GMO woke up. “EEEEEKKKK!” He could still here RTSplayer screaming. “Somebody help me!” GMO took out his trust sword. “All right teddy bears!” He said, “You may have scared me before, but now let me give you something to be scared about!” He charged forward, slicing the head off teddy bears as he went. Some teddy bears tried to latch on, but GMO’s muscles were too strong. “What?” GMO said, laughing to himself, “Stuffed?” Suddenly the brunt of the zombie army jumped onto GMO and covered him completely. RTSplayer thought he was done for.
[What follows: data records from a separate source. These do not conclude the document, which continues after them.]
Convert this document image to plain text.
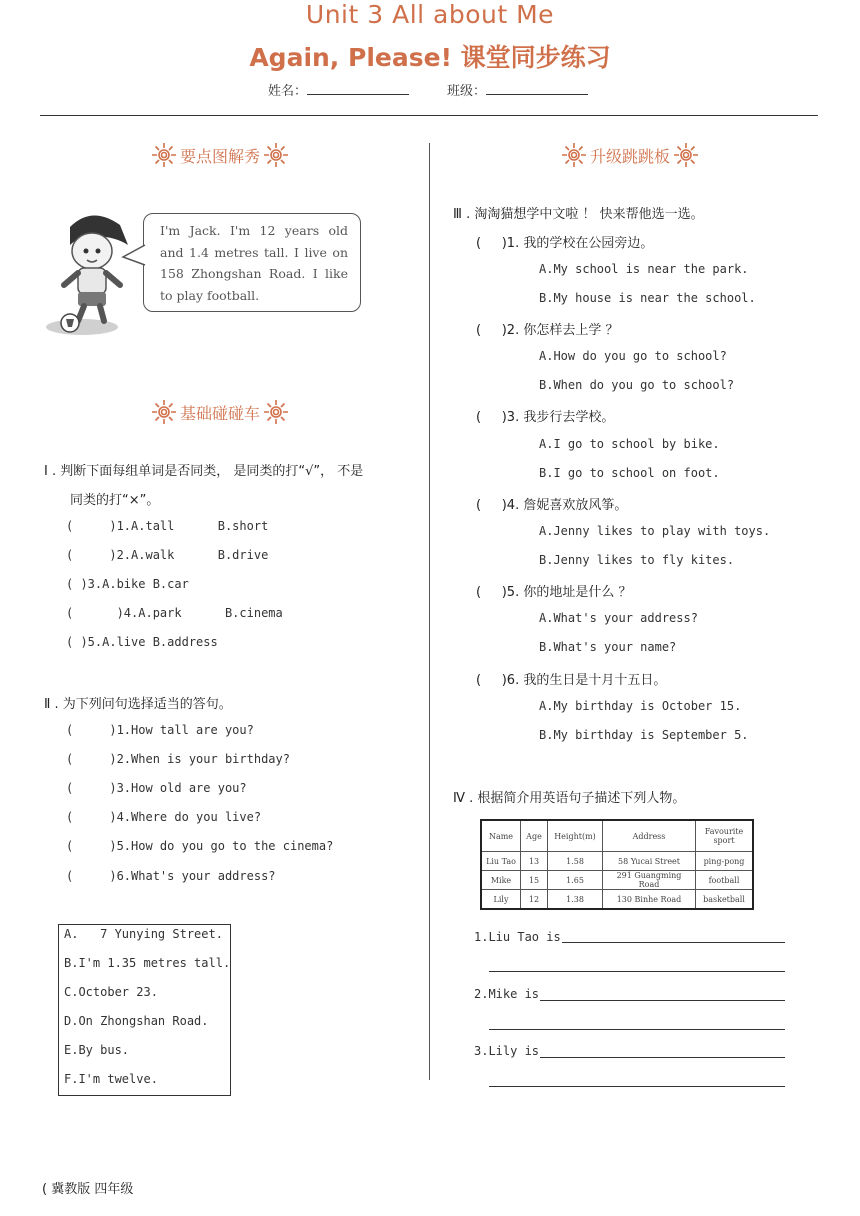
Unit 3 All about Me
Again, Please! 课堂同步练习
姓名：	班级：
要点图解秀
I'm Jack. I'm 12 years old and 1.4 metres tall. I live on 158 Zhongshan Road. I like to play football.
基础碰碰车
Ⅰ . 判断下面每组单词是否同类， 是同类的打“√”， 不是
同类的打“×”。
(     )1.A.tall      B.short
(     )2.A.walk      B.drive
( )3.A.bike B.car
(      )4.A.park      B.cinema
( )5.A.live B.address
Ⅱ . 为下列问句选择适当的答句。
(     )1.How tall are you?
(     )2.When is your birthday?
(     )3.How old are you?
(     )4.Where do you live?
(     )5.How do you go to the cinema?
(     )6.What's your address?
A.   7 Yunying Street.
B.I'm 1.35 metres tall.
C.October 23.
D.On Zhongshan Road.
E.By bus.
F.I'm twelve.
升级跳跳板
Ⅲ . 淘淘猫想学中文啦 ！ 快来帮他选一选。
(     )1. 我的学校在公园旁边。
A.My school is near the park.
B.My house is near the school.
(     )2. 你怎样去上学 ？
A.How do you go to school?
B.When do you go to school?
(     )3. 我步行去学校。
A.I go to school by bike.
B.I go to school on foot.
(     )4. 詹妮喜欢放风筝。
A.Jenny likes to play with toys.
B.Jenny likes to fly kites.
(     )5. 你的地址是什么 ？
A.What's your address?
B.What's your name?
(     )6. 我的生日是十月十五日。
A.My birthday is October 15.
B.My birthday is September 5.
Ⅳ . 根据简介用英语句子描述下列人物。
Name	Age	Height(m)	Address	Favourite sport
Liu Tao	13	1.58	58 Yucai Street	ping-pong
Mike	15	1.65	291 Guangming Road	football
Lily	12	1.38	130 Binhe Road	basketball
1.Liu Tao is
2.Mike is
3.Lily is
( 冀教版 四年级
Suddenly there was a bright surge of light, and GMO threw them all off. “Time to get this over with,” he said, pulling out his trusty minigun. “If you like eating flesh,” he said, “then try lead!” He sprayed the bullets over the crowd, taking huge groups at a time out. All that was left was disfigured bodies.

“Well,” he said, “took care of that.” Suddenly all the disfigured teddy bears all formed into one giant teddy bear. “ROOOAAAARRRR!” “Oh darn.” GMO said. The teddy bear grabbed GMO, and ate him. But he wasn’t done for yet, (Is he ever?) because he took out his sword and started slashing on the inside. It still wasn’t cutting it, (sorry about the bad joke) so he took out his minigun and started blasting. Suddenly, the teddy bear exploded and threw stuffing everywhere. “Great job,” RTSplayer said, “After what happened last time (He reviews flashback) I thought you wouldn’t go near another teddy bear again.” GMO walked off into the sunset to see YAAMAAHAA again. So ends another great journey. (Although the build a bear workshops all went out of business) GMO was once again loose to let the world know that: “EVIL: THERE’S A NEW SHERIFF IN TOWN!!!!”